9. The method for detecting solder balls in remanufactured chips using multimodal data analysis according to claim 8, characterized in that: In step S4, the characteristic light intensity value is compared with the reference light intensity value of the target alloy element under standard process conditions recorded in the solder ball composition library; The reference light intensity value refers to the value of the target alloying element in a reference solder ball sample prepared under standard process conditions. The cumulative light intensity within its characteristic wavelength range; The content deviation value of the target alloying element is calculated based on the difference between the characteristic light intensity value and the reference light intensity value, and the content deviation value is used as the composition comparison characteristic.
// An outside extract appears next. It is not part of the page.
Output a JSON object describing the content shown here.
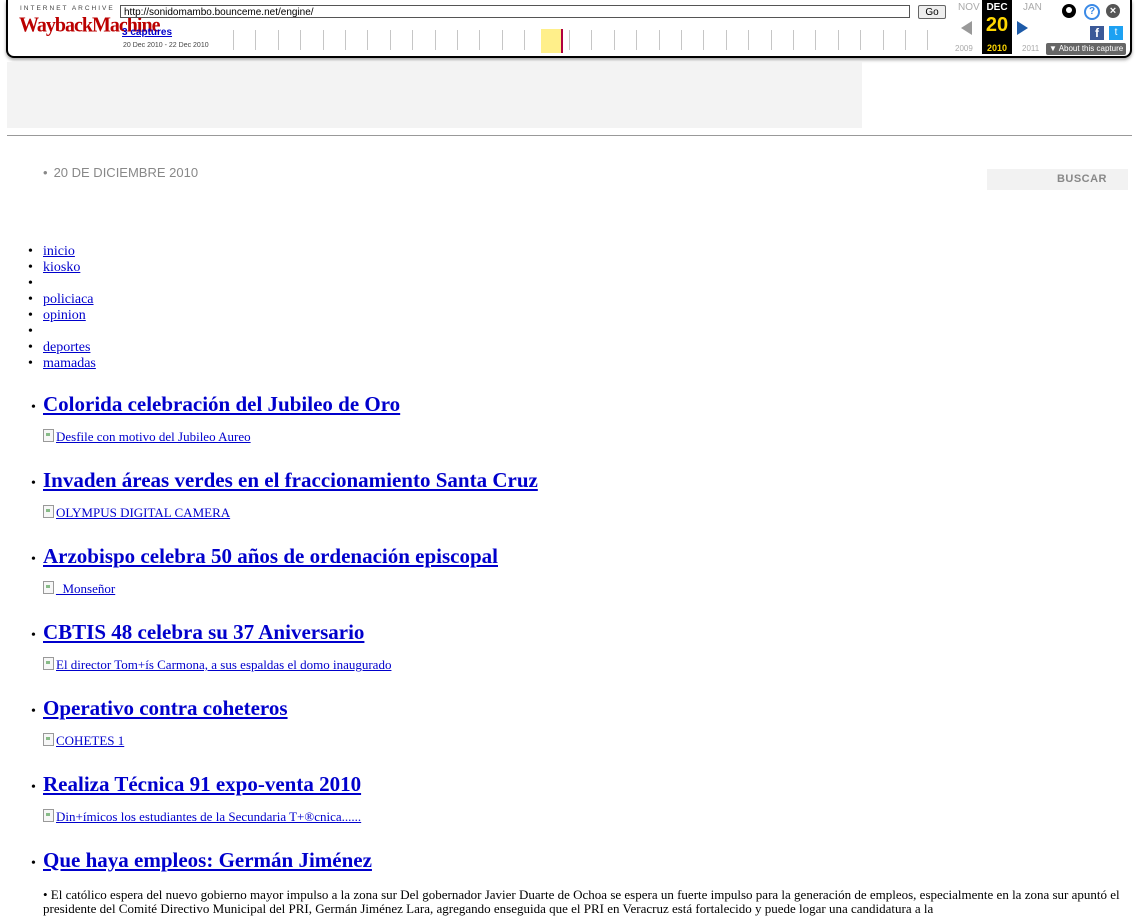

10. The method for detecting solder balls in remanufactured chips using multimodal data analysis according to claim 9, characterized in that: In step S4, the compositional characteristics of each target alloying element are compared with the corresponding deviation fluctuation thresholds in the tin ball composition library to verify and analyze the geometric mismatch type. When the geometric mismatch type is coplanar mismatch or complex mismatch, and the compositional comparison characteristics of the target alloying element exceed the corresponding deviation fluctuation threshold, it is determined that there is consistency between the geometric mismatch type and the material composition anomaly. When the geometric mismatch type is coplanar mismatch or complex mismatch, and the compositional comparison characteristics of the target alloying element do not exceed the corresponding deviation fluctuation threshold, a conflict is determined between the geometric determination result and the compositional determination result. When there is a conflict between the geometric determination result and the composition determination result, a re-inspection prompt is generated. The re-inspection prompt refers to the detection feedback information generated when the verification analysis results between the geometric mismatch type and the composition comparison characteristics show that there is a conflict between the two. Conversely, no retest prompt will be generated, and the current test result will be output as the final test result.